Edge cases & gotchas
- Doesn't validate that the date is real — `2026-02-30` matches even though February has 28 days. Always parse with `Date.parse()` or `Date.fromISOString()` after the regex check.
- Accepts year 0000 and 9999 — fine for the format, weird for your application. Add `(?!0000)` after `^` to forbid year zero.
- Doesn't accept the basic ISO format without separators (`20260515T134500Z`). Add an alternation if you need both extended and basic.
- Doesn't validate timezone offset bounds — accepts `+25:00` which is invalid. Tighten with `(?:[01]\d|2[0-3]):[0-5]\d` for the offset.
In your language
// JavaScript
const re = /^\d{4}-\d{2}-\d{2}(T\d{2}:\d{2}(:\d{2}(\.\d+)?)?(Z|[+-]\d{2}:\d{2})?)?$/;
const match = "input".match(re);All 13 languages (including Bash, Perl, Kotlin, Swift) available in the full toolkit Export tab.
Notes for production
- JavaScript: `new Date('2026-05-15').toISOString()` round-trips ISO 8601 cleanly. Use that for normalization.

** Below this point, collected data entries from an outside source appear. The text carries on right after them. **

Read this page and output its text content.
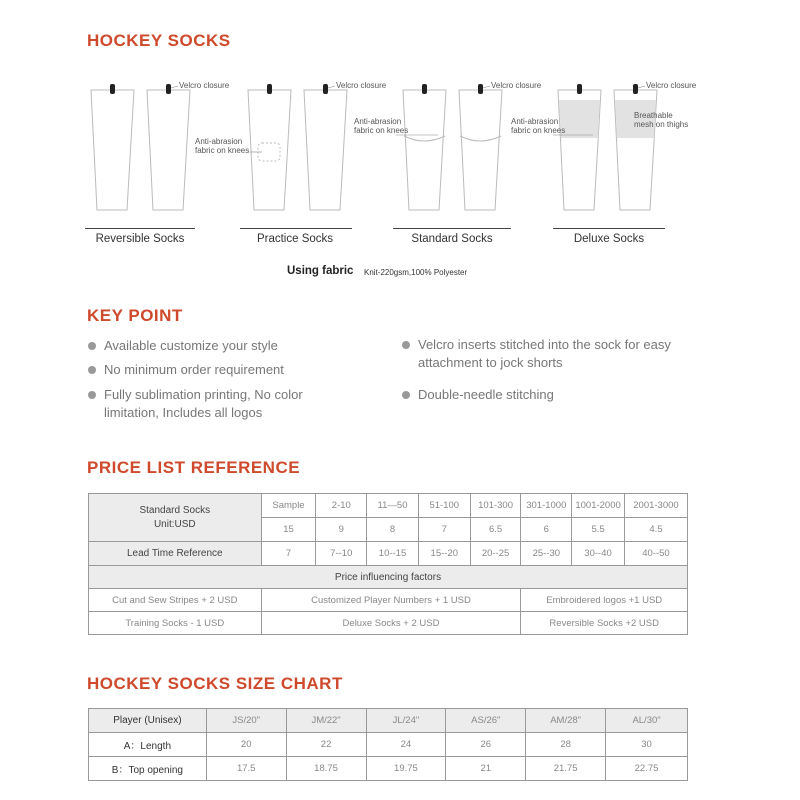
HOCKEY SOCKS
Velcro closure	Velcro closure	Velcro closure	Velcro closure
Anti-abrasion fabric on knees
Anti-abrasion fabric on knees
Anti-abrasion fabric on knees
Breathable mesh on thighs
Reversible Socks	Practice Socks	Standard Socks	Deluxe Socks
Using fabric Knit-220gsm,100% Polyester
KEY POINT
Available customize your style
No minimum order requirement
Fully sublimation printing, No color limitation, Includes all logos
Velcro inserts stitched into the sock for easy attachment to jock shorts
Double-needle stitching
PRICE LIST REFERENCE
Standard Socks Unit:USD	Sample	2-10	11—50	51-100	101-300	301-1000	1001-2000	2001-3000
	15	9	8	7	6.5	6	5.5	4.5
Lead Time Reference	7	7--10	10--15	15--20	20--25	25--30	30--40	40--50
Price influencing factors								
Cut and Sew Stripes + 2 USD	Customized Player Numbers + 1 USD					Embroidered logos +1 USD		
Training Socks - 1 USD	Deluxe Socks + 2 USD					Reversible Socks +2 USD		
HOCKEY SOCKS SIZE CHART
Player (Unisex)	JS/20"	JM/22"	JL/24"	AS/26"	AM/28"	AL/30"
A：Length	20	22	24	26	28	30
B：Top opening	17.5	18.75	19.75	21	21.75	22.75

- Postgres `timestamptz` columns accept ISO 8601 directly — no string parsing needed in queries.
Frequently asked
Does this accept 'today' or 'yesterday'?
No — those are natural-language dates, not ISO 8601. You need an NLP parser like Chrono.js or your AI tool of choice.
Why doesn't `2026-02-30` get rejected?
Regex can't do calendar math. The pattern enforces shape only; you need a real parser to know February doesn't have 30 days. After the regex passes, run `new Date(s).toISOString() === s` to catch impossible dates.
What about week-numbered dates like `2026-W20-5`?
ISO 8601 supports them but they're uncommon. This pattern doesn't match them — add a separate alternation if you need to.